The efficacy of ALA–PDT has been observed in several open studies showing clearance rates of AK already ranging from 71% to 100% after a single treatment.(15,16) Recently, a randomised, placebo-controlled study with ALA (Levulan Kerastick) followed by illumination with blue light was published.(17) Complete response rates for ALA–PDT patients with >-75% of the treated lesions clearing at eight and 12 weeks were 77% and 89%, respectively, whereas in the placebo group clearing rates were only 18% and 13%. In several controlled, randomised prospective studies, MAL–PDT was compared with cryosurgery or placebo in the treatment of AK.(18–20) Patients received either a single or double treatment with MAL–PDT, placebo or cryosurgery. The complete response rates for MAL–PDT ranged between 69% and 91%, and were superior to placebo–PDT and at least as effective as cryotherapy.
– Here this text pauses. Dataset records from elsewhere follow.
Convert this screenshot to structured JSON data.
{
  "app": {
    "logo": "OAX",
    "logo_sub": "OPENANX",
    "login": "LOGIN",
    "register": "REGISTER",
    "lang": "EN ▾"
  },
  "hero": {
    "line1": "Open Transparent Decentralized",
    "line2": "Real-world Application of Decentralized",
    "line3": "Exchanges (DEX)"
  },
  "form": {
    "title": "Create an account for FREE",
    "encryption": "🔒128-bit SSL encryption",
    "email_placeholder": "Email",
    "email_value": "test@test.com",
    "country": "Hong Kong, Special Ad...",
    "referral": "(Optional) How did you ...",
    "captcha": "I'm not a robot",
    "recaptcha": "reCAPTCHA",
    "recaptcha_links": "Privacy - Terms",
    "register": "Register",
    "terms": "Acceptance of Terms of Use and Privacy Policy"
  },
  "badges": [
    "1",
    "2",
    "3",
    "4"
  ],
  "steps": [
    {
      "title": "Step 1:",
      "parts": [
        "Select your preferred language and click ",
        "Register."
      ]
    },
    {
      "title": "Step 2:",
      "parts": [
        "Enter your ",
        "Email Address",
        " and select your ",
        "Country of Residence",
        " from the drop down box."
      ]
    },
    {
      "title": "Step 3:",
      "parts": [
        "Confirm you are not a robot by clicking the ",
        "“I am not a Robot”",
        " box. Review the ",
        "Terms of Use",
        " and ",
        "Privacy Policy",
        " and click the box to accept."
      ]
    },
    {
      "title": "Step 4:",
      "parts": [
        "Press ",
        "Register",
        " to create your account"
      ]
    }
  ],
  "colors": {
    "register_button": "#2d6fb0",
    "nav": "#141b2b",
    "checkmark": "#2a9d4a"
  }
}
Cosmetic outcome with MAL–PDT was excellent to good, and was judged to be better than with cryotherapy.
So far, the proven advantages of PDT include clinical outcomes comparable to those of standard treatments, the possibility to treat multiple tumours and incipient lesions simultaneously, relatively short healing times, tumour control in immunocompromised patients (ie, transplant recipients), good patient tolerance and an excellent cosmesis.(21)
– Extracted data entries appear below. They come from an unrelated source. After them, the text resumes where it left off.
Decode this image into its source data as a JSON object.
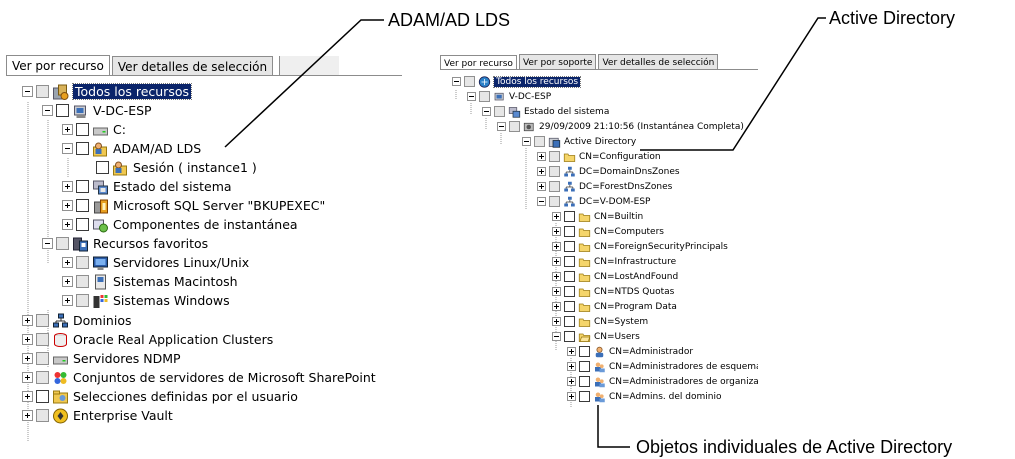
{
  "callouts": {
    "adam": "ADAM/AD LDS",
    "active_directory": "Active Directory",
    "objects": "Objetos individuales de Active Directory"
  },
  "left_panel": {
    "tabs": [
      "Ver por recurso",
      "Ver detalles de selección"
    ],
    "tree": [
      {
        "label": "Todos los recursos",
        "icon": "all-resources-icon",
        "selected": true
      },
      {
        "label": "V-DC-ESP",
        "icon": "server-icon"
      },
      {
        "label": "C:",
        "icon": "drive-icon"
      },
      {
        "label": "ADAM/AD LDS",
        "icon": "adam-icon"
      },
      {
        "label": "Sesión ( instance1 )",
        "icon": "adam-icon"
      },
      {
        "label": "Estado del sistema",
        "icon": "system-state-icon"
      },
      {
        "label": "Microsoft SQL Server \"BKUPEXEC\"",
        "icon": "sql-server-icon"
      },
      {
        "label": "Componentes de instantánea",
        "icon": "shadow-copy-icon"
      },
      {
        "label": "Recursos favoritos",
        "icon": "favorite-resources-icon"
      },
      {
        "label": "Servidores Linux/Unix",
        "icon": "linux-server-icon"
      },
      {
        "label": "Sistemas Macintosh",
        "icon": "mac-icon"
      },
      {
        "label": "Sistemas Windows",
        "icon": "windows-icon"
      },
      {
        "label": "Dominios",
        "icon": "domain-icon"
      },
      {
        "label": "Oracle Real Application Clusters",
        "icon": "oracle-icon"
      },
      {
        "label": "Servidores NDMP",
        "icon": "ndmp-icon"
      },
      {
        "label": "Conjuntos de servidores de Microsoft SharePoint",
        "icon": "sharepoint-icon"
      },
      {
        "label": "Selecciones definidas por el usuario",
        "icon": "user-selection-icon"
      },
      {
        "label": "Enterprise Vault",
        "icon": "enterprise-vault-icon"
      }
    ]
  },
  "right_panel": {
    "tabs": [
      "Ver por recurso",
      "Ver por soporte",
      "Ver detalles de selección"
    ],
    "tree": [
      {
        "label": "Todos los recursos",
        "icon": "all-resources-icon",
        "selected": true
      },
      {
        "label": "V-DC-ESP",
        "icon": "server-icon"
      },
      {
        "label": "Estado del sistema",
        "icon": "system-state-icon"
      },
      {
        "label": "29/09/2009 21:10:56 (Instantánea Completa)",
        "icon": "snapshot-icon"
      },
      {
        "label": "Active Directory",
        "icon": "active-directory-icon"
      },
      {
        "label": "CN=Configuration",
        "icon": "folder-icon"
      },
      {
        "label": "DC=DomainDnsZones",
        "icon": "domain-icon"
      },
      {
        "label": "DC=ForestDnsZones",
        "icon": "domain-icon"
      },
      {
        "label": "DC=V-DOM-ESP",
        "icon": "domain-icon"
      },
      {
        "label": "CN=Builtin",
        "icon": "folder-icon"
      },
      {
        "label": "CN=Computers",
        "icon": "folder-icon"
      },
      {
        "label": "CN=ForeignSecurityPrincipals",
        "icon": "folder-icon"
      },
      {
        "label": "CN=Infrastructure",
        "icon": "folder-icon"
      },
      {
        "label": "CN=LostAndFound",
        "icon": "folder-icon"
      },
      {
        "label": "CN=NTDS Quotas",
        "icon": "folder-icon"
      },
      {
        "label": "CN=Program Data",
        "icon": "folder-icon"
      },
      {
        "label": "CN=System",
        "icon": "folder-icon"
      },
      {
        "label": "CN=Users",
        "icon": "folder-open-icon"
      },
      {
        "label": "CN=Administrador",
        "icon": "user-icon"
      },
      {
        "label": "CN=Administradores de esquema",
        "icon": "group-icon"
      },
      {
        "label": "CN=Administradores de organizació",
        "icon": "group-icon"
      },
      {
        "label": "CN=Admins. del dominio",
        "icon": "group-icon"
      }
    ]
  }
}
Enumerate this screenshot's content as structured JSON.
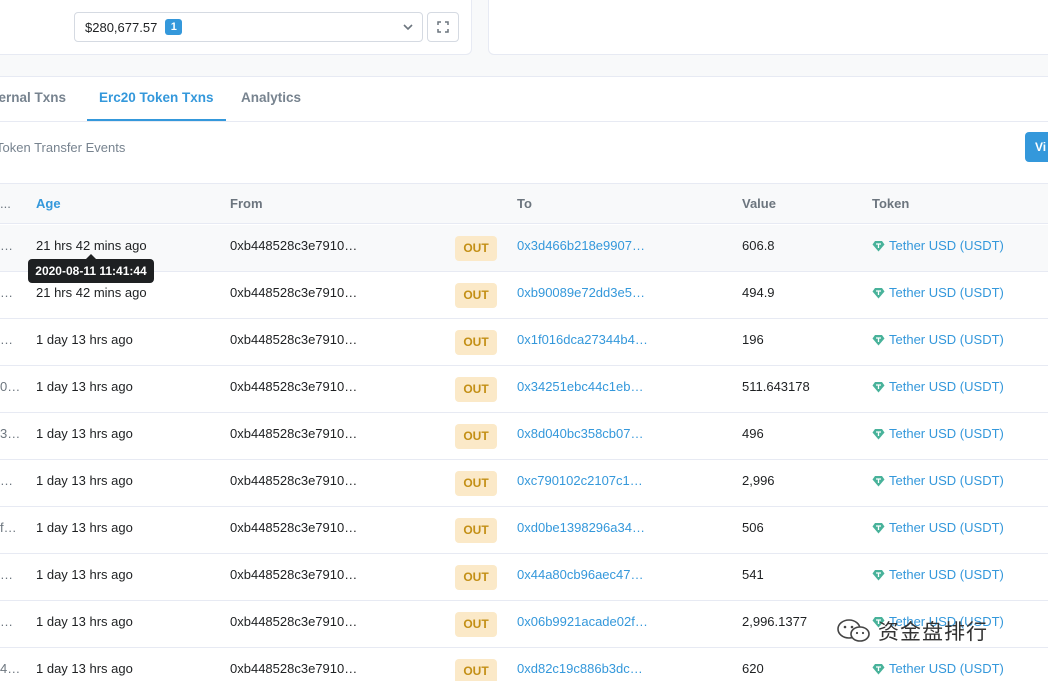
{
  "balance": {
    "value": "$280,677.57",
    "badge": "1"
  },
  "tabs": [
    {
      "label": "ternal Txns"
    },
    {
      "label": "Erc20 Token Txns"
    },
    {
      "label": "Analytics"
    }
  ],
  "subheader": {
    "text": "Token Transfer Events",
    "button_label": "Vi"
  },
  "table": {
    "lead_header": "...",
    "headers": {
      "age": "Age",
      "from": "From",
      "to": "To",
      "value": "Value",
      "token": "Token"
    },
    "rows": [
      {
        "lead": "…",
        "age": "21 hrs 42 mins ago",
        "from": "0xb448528c3e7910…",
        "dir": "OUT",
        "to": "0x3d466b218e9907…",
        "value": "606.8",
        "token": "Tether USD (USDT)"
      },
      {
        "lead": "…",
        "age": "21 hrs 42 mins ago",
        "from": "0xb448528c3e7910…",
        "dir": "OUT",
        "to": "0xb90089e72dd3e5…",
        "value": "494.9",
        "token": "Tether USD (USDT)"
      },
      {
        "lead": "…",
        "age": "1 day 13 hrs ago",
        "from": "0xb448528c3e7910…",
        "dir": "OUT",
        "to": "0x1f016dca27344b4…",
        "value": "196",
        "token": "Tether USD (USDT)"
      },
      {
        "lead": "0…",
        "age": "1 day 13 hrs ago",
        "from": "0xb448528c3e7910…",
        "dir": "OUT",
        "to": "0x34251ebc44c1eb…",
        "value": "511.643178",
        "token": "Tether USD (USDT)"
      },
      {
        "lead": "3…",
        "age": "1 day 13 hrs ago",
        "from": "0xb448528c3e7910…",
        "dir": "OUT",
        "to": "0x8d040bc358cb07…",
        "value": "496",
        "token": "Tether USD (USDT)"
      },
      {
        "lead": "…",
        "age": "1 day 13 hrs ago",
        "from": "0xb448528c3e7910…",
        "dir": "OUT",
        "to": "0xc790102c2107c1…",
        "value": "2,996",
        "token": "Tether USD (USDT)"
      },
      {
        "lead": "f…",
        "age": "1 day 13 hrs ago",
        "from": "0xb448528c3e7910…",
        "dir": "OUT",
        "to": "0xd0be1398296a34…",
        "value": "506",
        "token": "Tether USD (USDT)"
      },
      {
        "lead": "…",
        "age": "1 day 13 hrs ago",
        "from": "0xb448528c3e7910…",
        "dir": "OUT",
        "to": "0x44a80cb96aec47…",
        "value": "541",
        "token": "Tether USD (USDT)"
      },
      {
        "lead": "…",
        "age": "1 day 13 hrs ago",
        "from": "0xb448528c3e7910…",
        "dir": "OUT",
        "to": "0x06b9921acade02f…",
        "value": "2,996.1377",
        "token": "Tether USD (USDT)"
      },
      {
        "lead": "4…",
        "age": "1 day 13 hrs ago",
        "from": "0xb448528c3e7910…",
        "dir": "OUT",
        "to": "0xd82c19c886b3dc…",
        "value": "620",
        "token": "Tether USD (USDT)"
      }
    ]
  },
  "tooltip": {
    "text": "2020-08-11 11:41:44"
  },
  "watermark": {
    "text": "资金盘排行"
  },
  "colors": {
    "accent": "#3498db",
    "out_bg": "#fbe9c8",
    "out_text": "#c38f15",
    "token_icon": "#48b29a"
  },
  "icons": {
    "caret": "chevron-down-icon",
    "expand": "expand-icon",
    "token": "tether-icon",
    "watermark": "wechat-icon"
  }
}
Treatment of AKs, which have the potential to progress to malignant skin cancer, is mandatory. Several new therapeutic options for the treatment of AKs offer alternatives to established and often more aggressive or invasive therapies. Advantages of new therapies, such as topical diclofenac, imiquimod or PDT, are the possibility to manage widespread lesions and treat subclinical lesions; in addition, these treatments are well tolerated and lead to excellent cosmetic results. The decision as to which therapy might be best should be based on the patient’s history, characteristics and compliance, and type (hypertrophic or nonhypertrophic), localisation and number of AKs.